Lula da Silva convicted on corruption charges
Will the Brazilian ex-president go to prison and lose his right to run for office in the future?
Brazilian ex-president Luiz Inacio Lula da Silva has faced trial for corruption charges and has been sentenced to nine and a half years in prison. This is one of the five cases against Lula, all because of his involvement in several corruption charges in Brazil.
The ongoing investigations on Lula da Silva, as well as his very recent conviction, are part of a much greater investigation which has been labeled Operation Car Wash (Operação Lava Jato), which is the investigation of the corruption scandals involving Petrobras, the Brazilian national oil company and one the biggest construction corporations, according to the South American country’s Federal Police.

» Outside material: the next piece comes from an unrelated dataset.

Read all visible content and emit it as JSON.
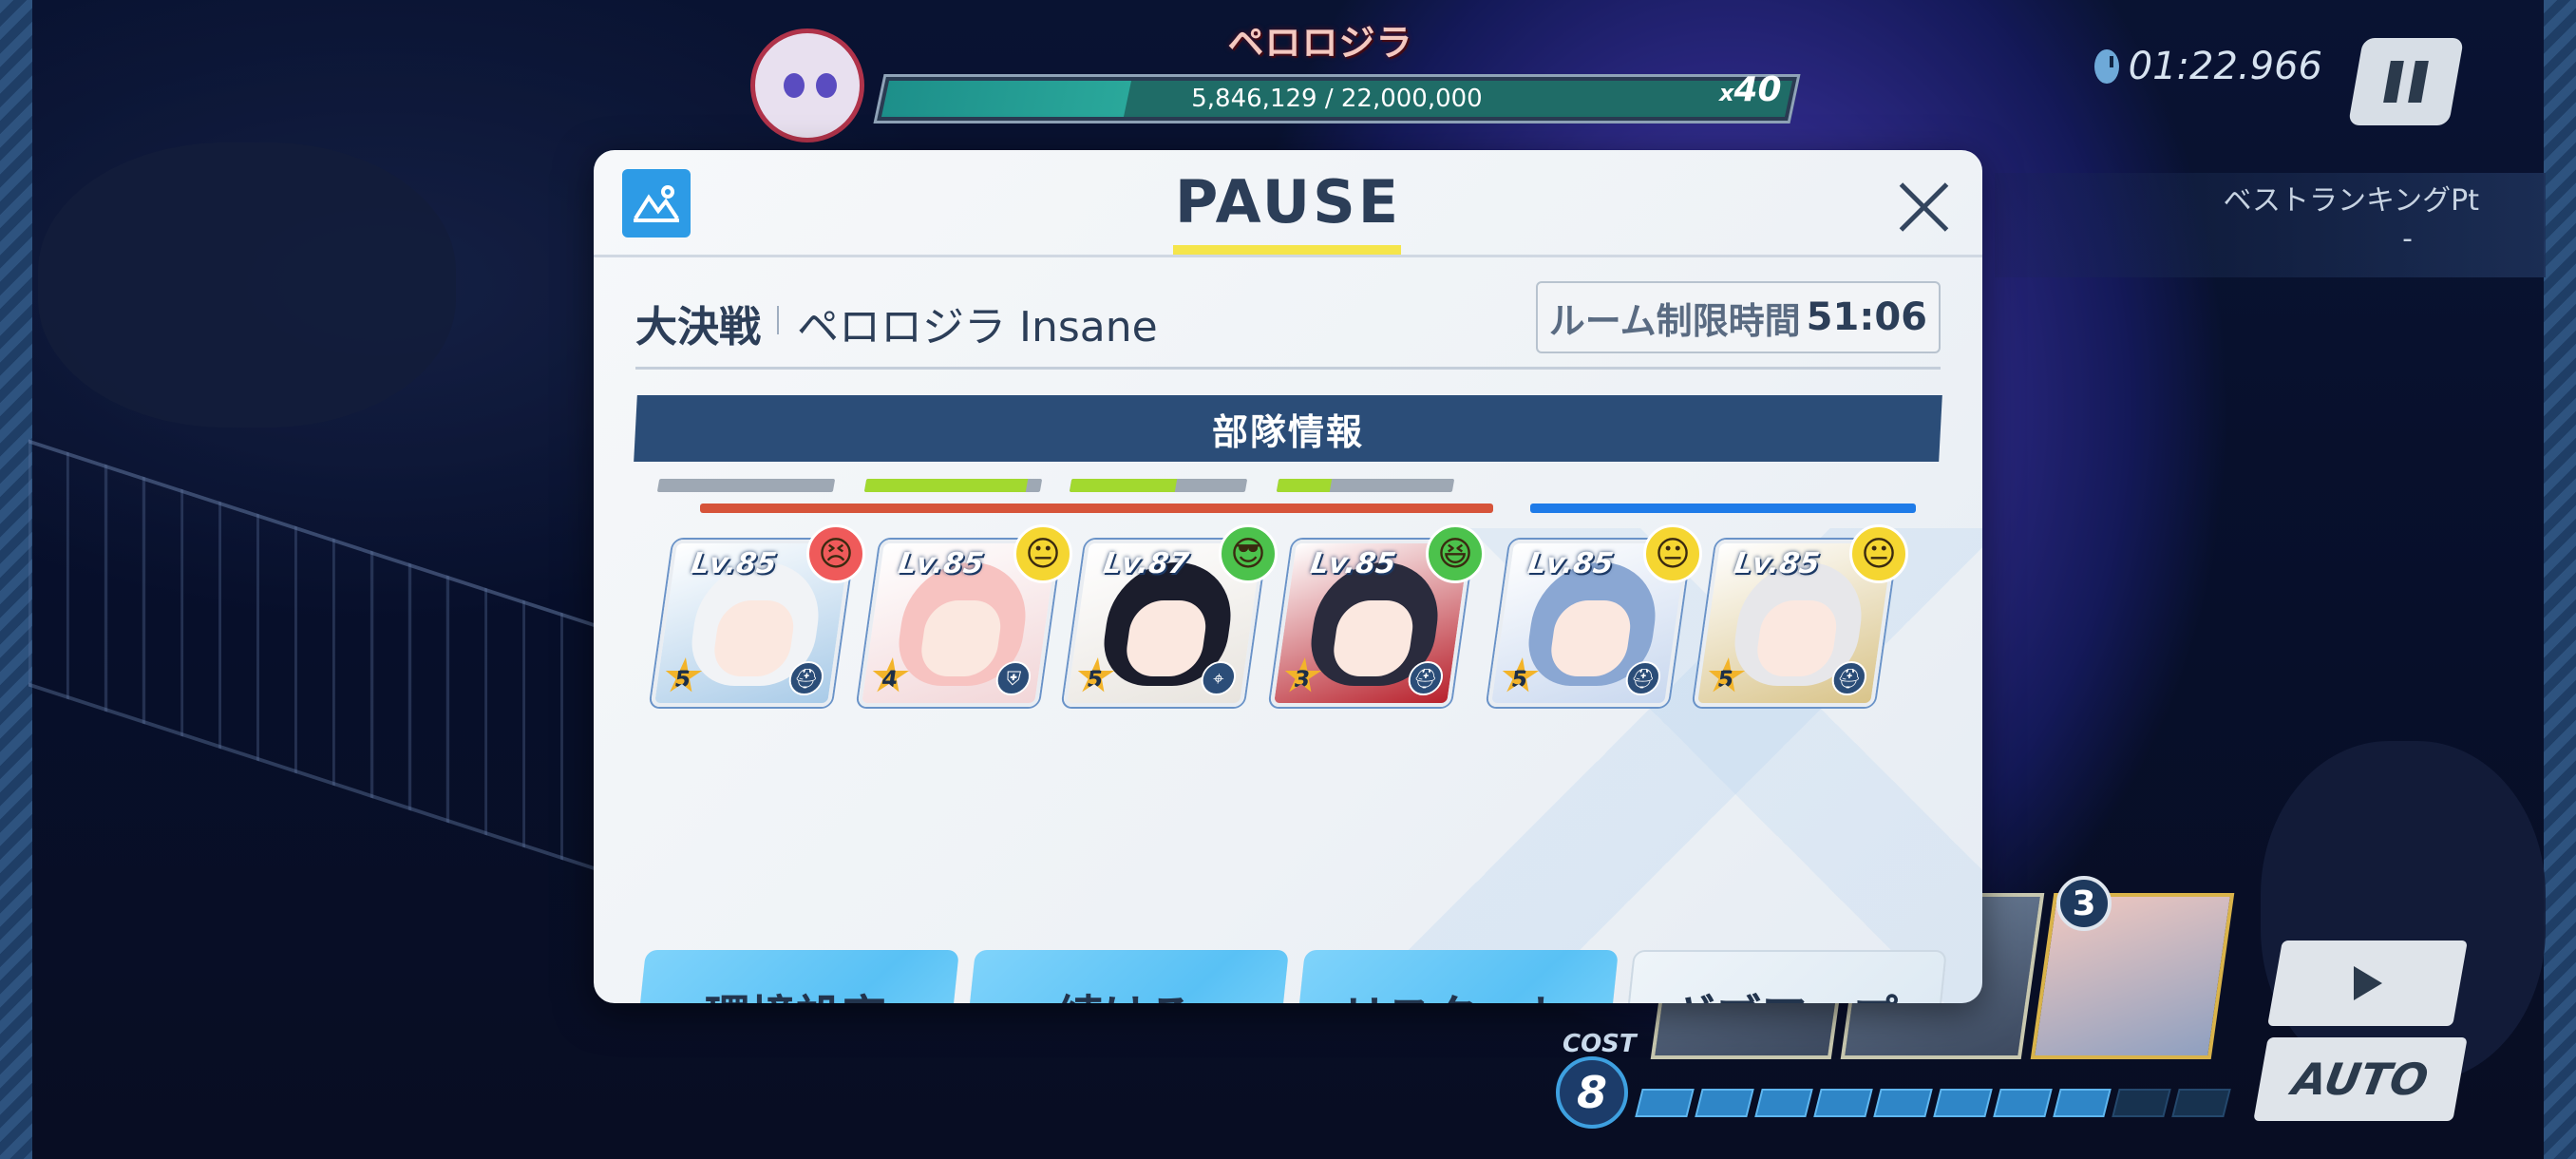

These investigations were started back in 2014 and have been active since then. Lula has been accused of being involved in different manners, such as accepting bribes, money laundering, obstruction of justice, and influence peddling. His most recent conviction is due to his alleged acceptance of an apartment as bribe, linked to the scandals Operation Car Wash is attempting to uncover.
Lula has claimed his innocence and has accused those in charge of the investigation, as well as the trail itself, of being biased; the ex- president attributed their decision to convict him to their own political interests and agendas. A legal appeal will most likely be made in the hopes to remain free. Members of the Worker’s Party, Lula’s political alliance, have expressed that this ruling was specifically designed to prohibit the politician from running for office again.

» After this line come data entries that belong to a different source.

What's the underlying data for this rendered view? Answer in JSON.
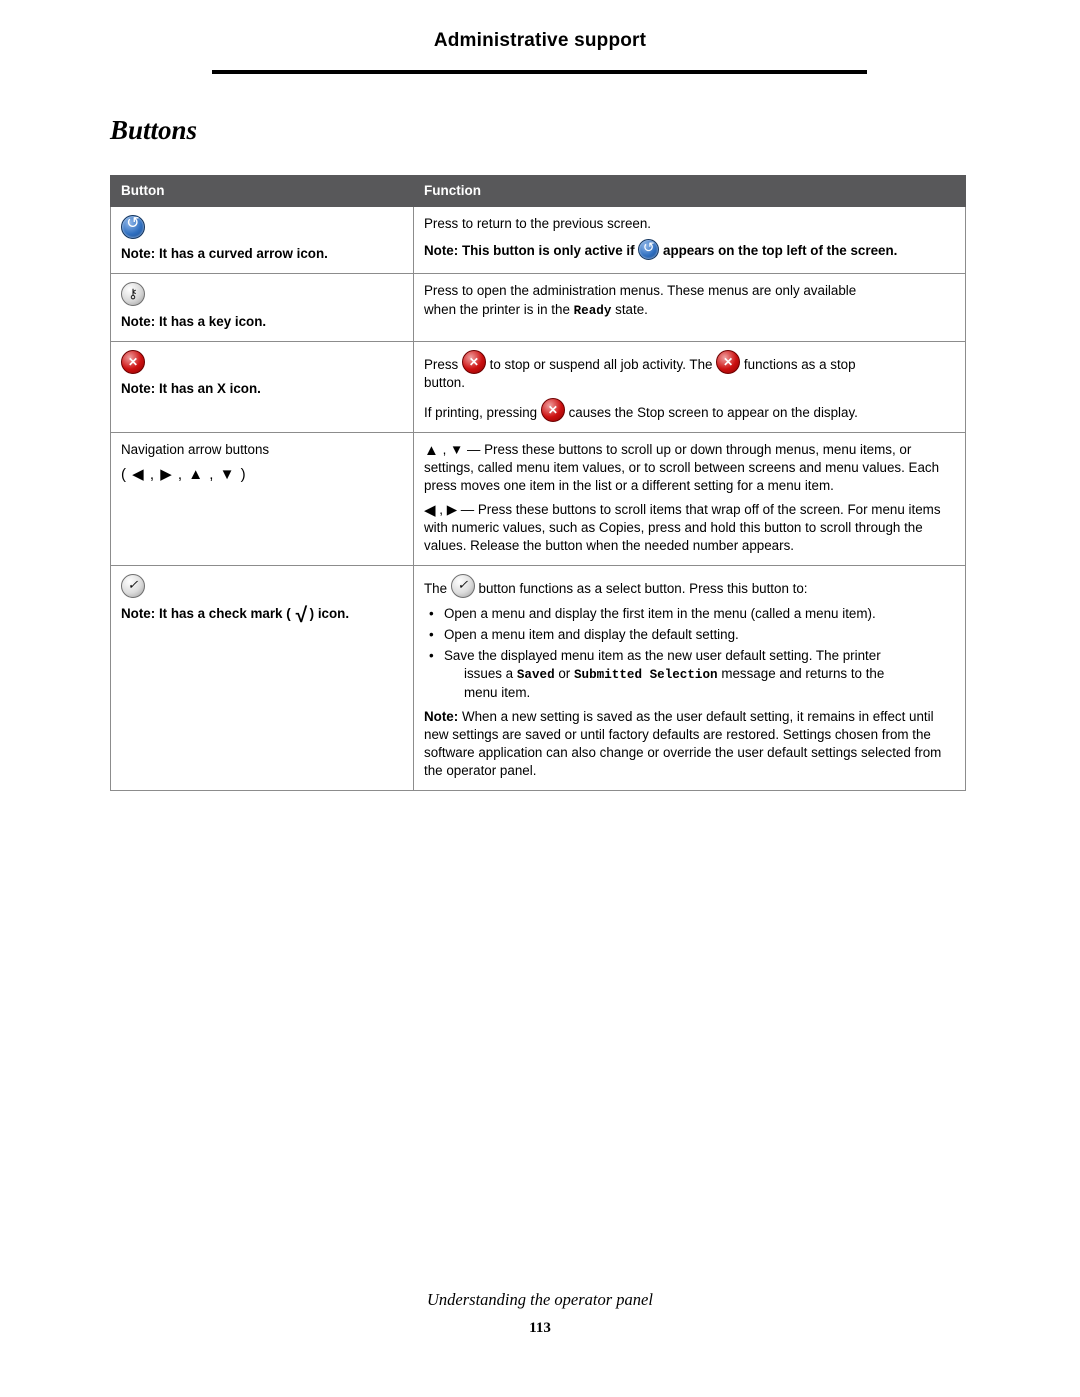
{
  "header": {
    "title": "Administrative support"
  },
  "section": {
    "heading": "Buttons"
  },
  "table": {
    "columns": [
      "Button",
      "Function"
    ],
    "rows": [
      {
        "button_icon": "back-arrow-icon",
        "button_note_label": "Note:",
        "button_note_text": " It has a curved arrow icon.",
        "function_line1": "Press to return to the previous screen.",
        "function_note_label": "Note:",
        "function_note_part1": " This button is only active if ",
        "function_note_part2": " appears on the top left of the screen."
      },
      {
        "button_icon": "key-icon",
        "button_note_label": "Note:",
        "button_note_text": " It has a key icon.",
        "function_line1": "Press to open the administration menus. These menus are only available",
        "function_line2_pre": "when the printer is in the ",
        "function_line2_mono": "Ready",
        "function_line2_post": " state."
      },
      {
        "button_icon": "stop-x-icon",
        "button_note_label": "Note:",
        "button_note_text": " It has an X icon.",
        "function_p1_a": "Press ",
        "function_p1_b": " to stop or suspend all job activity. The ",
        "function_p1_c": " functions as a stop",
        "function_p1_d": "button.",
        "function_p2_a": "If printing, pressing ",
        "function_p2_b": " causes the Stop screen to appear on the display."
      },
      {
        "button_label": "Navigation arrow buttons",
        "button_symbols": "( ◀ , ▶ , ▲ , ▼ )",
        "function_p1": " , ▼ — Press these buttons to scroll up or down through menus, menu items, or settings, called menu item values, or to scroll between screens and menu values. Each press moves one item in the list or a different setting for a menu item.",
        "function_p1_lead": "▲",
        "function_p2_lead": "◀",
        "function_p2": " , ▶ — Press these buttons to scroll items that wrap off of the screen. For menu items with numeric values, such as Copies, press and hold this button to scroll through the values. Release the button when the needed number appears."
      },
      {
        "button_icon": "select-check-icon",
        "button_note_label": "Note:",
        "button_note_pre": " It has a check mark ( ",
        "button_note_check": "√",
        "button_note_post": " ) icon.",
        "function_intro_pre": "The ",
        "function_intro_post": " button functions as a select button. Press this button to:",
        "bullets": [
          "Open a menu and display the first item in the menu (called a menu item).",
          "Open a menu item and display the default setting.",
          "Save the displayed menu item as the new user default setting. The printer"
        ],
        "bullet3_cont_pre": "issues a ",
        "bullet3_cont_mono1": "Saved",
        "bullet3_cont_mid": " or ",
        "bullet3_cont_mono2": "Submitted Selection",
        "bullet3_cont_post": " message and returns to the",
        "bullet3_cont_last": "menu item.",
        "function_note_label": "Note:",
        "function_note_text": " When a new setting is saved as the user default setting, it remains in effect until new settings are saved or until factory defaults are restored. Settings chosen from the software application can also change or override the user default settings selected from the operator panel."
      }
    ]
  },
  "footer": {
    "text": "Understanding the operator panel",
    "page_number": "113"
  }
}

Lula da Silva was first elected president in 2002; he was in office until 2011. In that year, Dilma Rousseff took over the presidency as his successor, but she was impeached in August of 2016, also because of corruption allegations—the Brazilian senate voted the then president out of office due to her illegal handling of government budget, as published on the Federal Senate’s official site.

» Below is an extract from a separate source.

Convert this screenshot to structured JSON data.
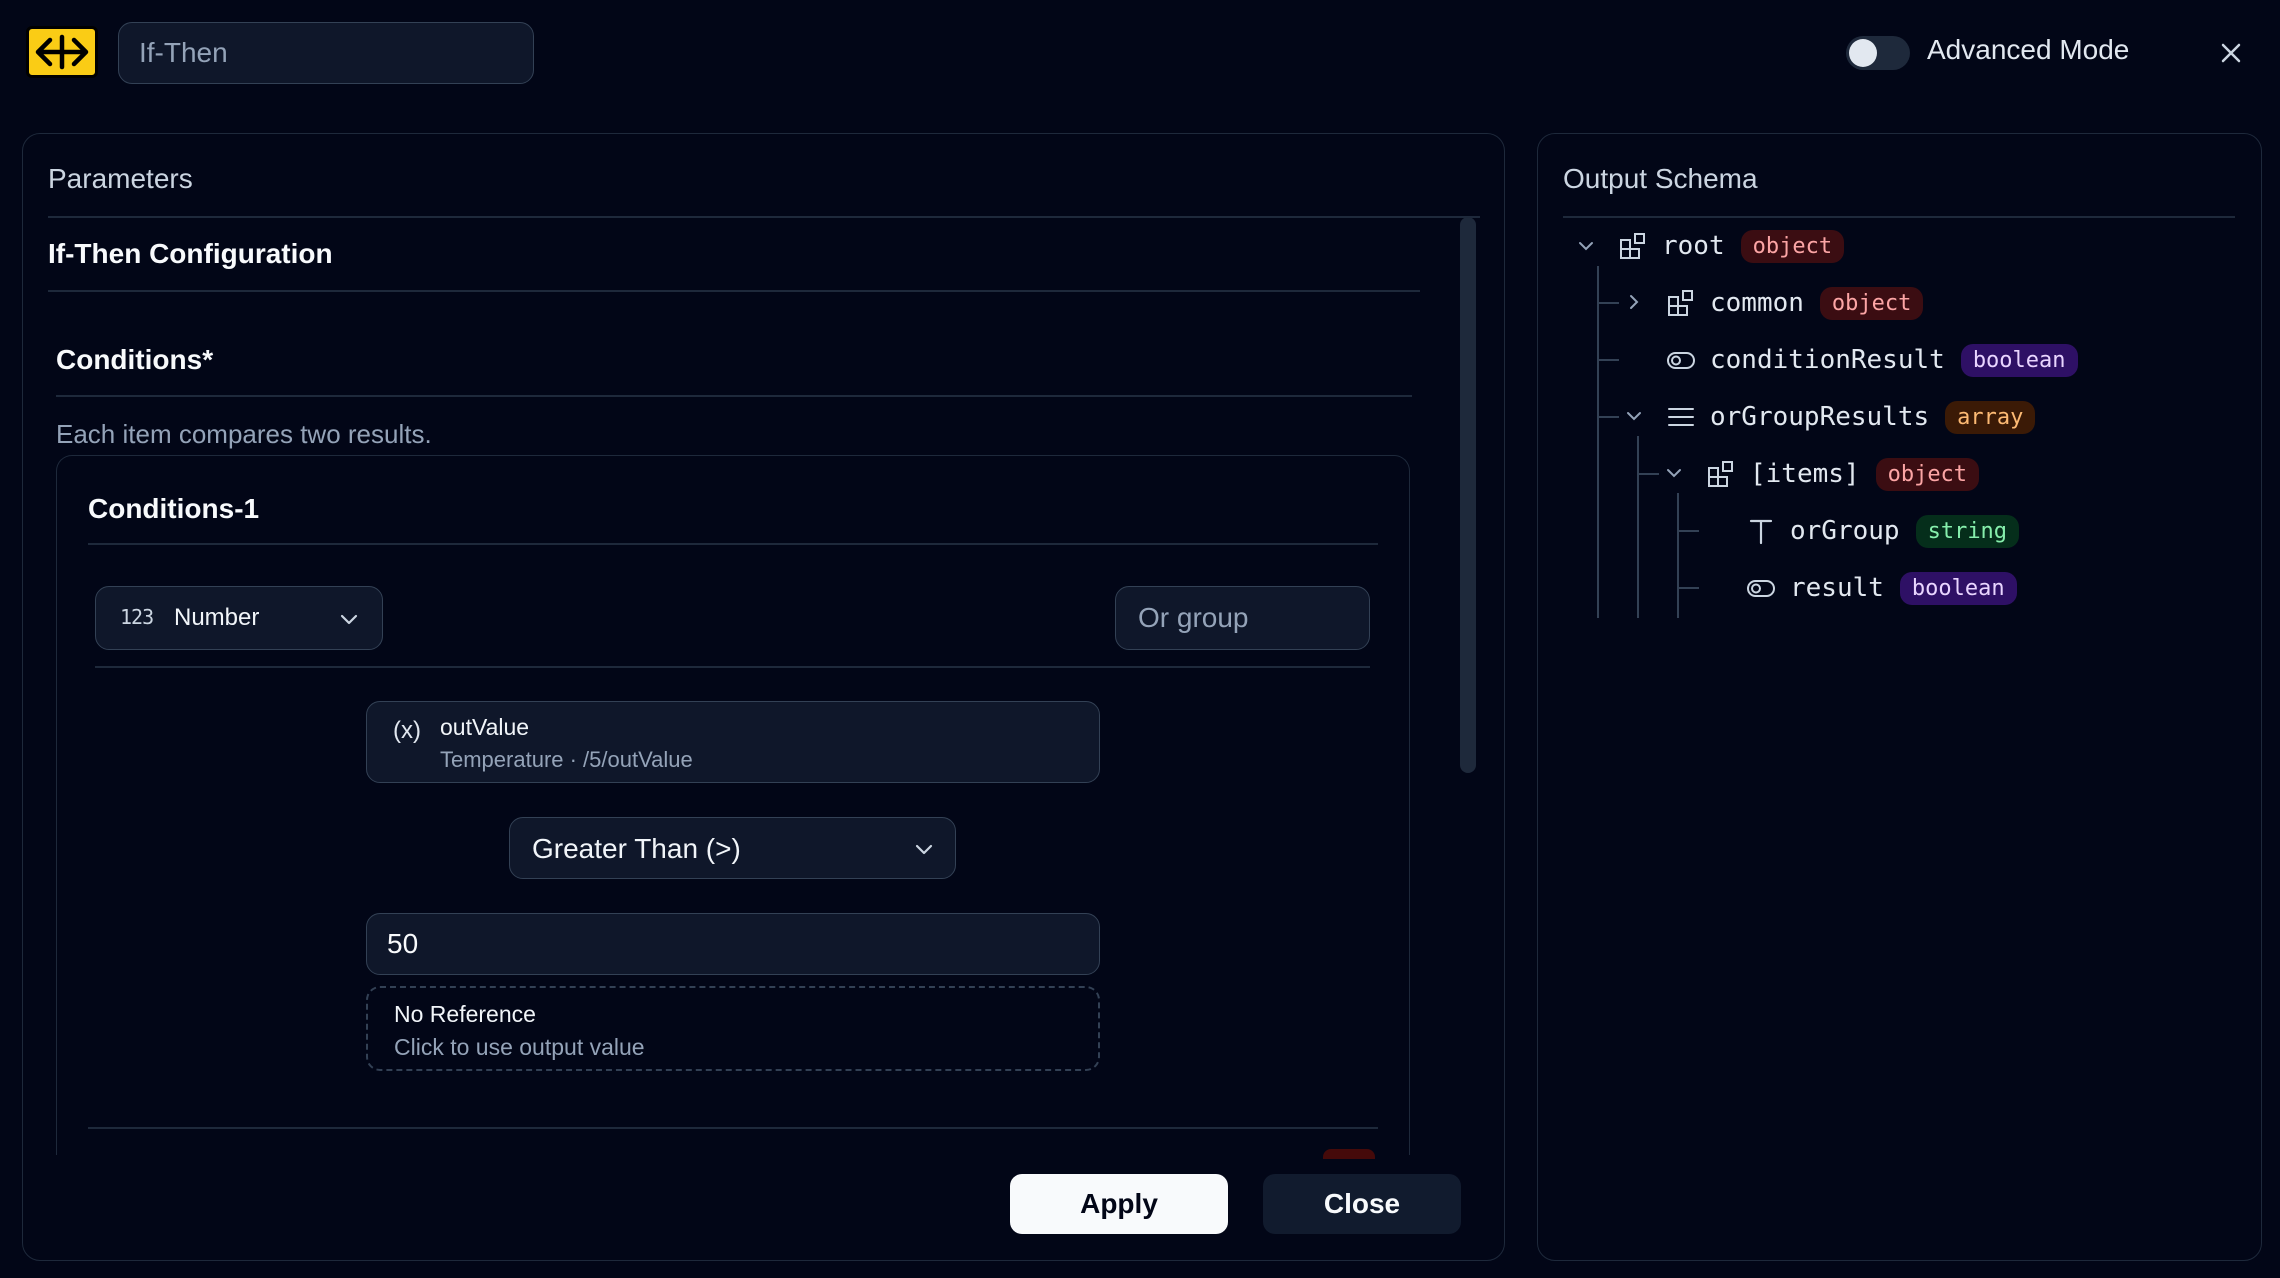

Michel Temer was appointed president in the hopes to replace Rousseff, marking the end of the twelve-year left-wing government. This right-wing leaning administration is not so different from its counterparts, as a third of Temer’s cabinet is under investigation for the same corruption scandal Lula is allegedly involved in, according to the investigation reports from the Brazilian Federal Police official sites.
Lula still has four corruption trials to face. The scandals investigated by Operation Car Wash involve a significant portion of Brazil’s political sphere who have been accused of receiving money (or other goods, such as apartments) from Petrobras in exchange for giving building contracts to companies who upped their prices to the average consumer.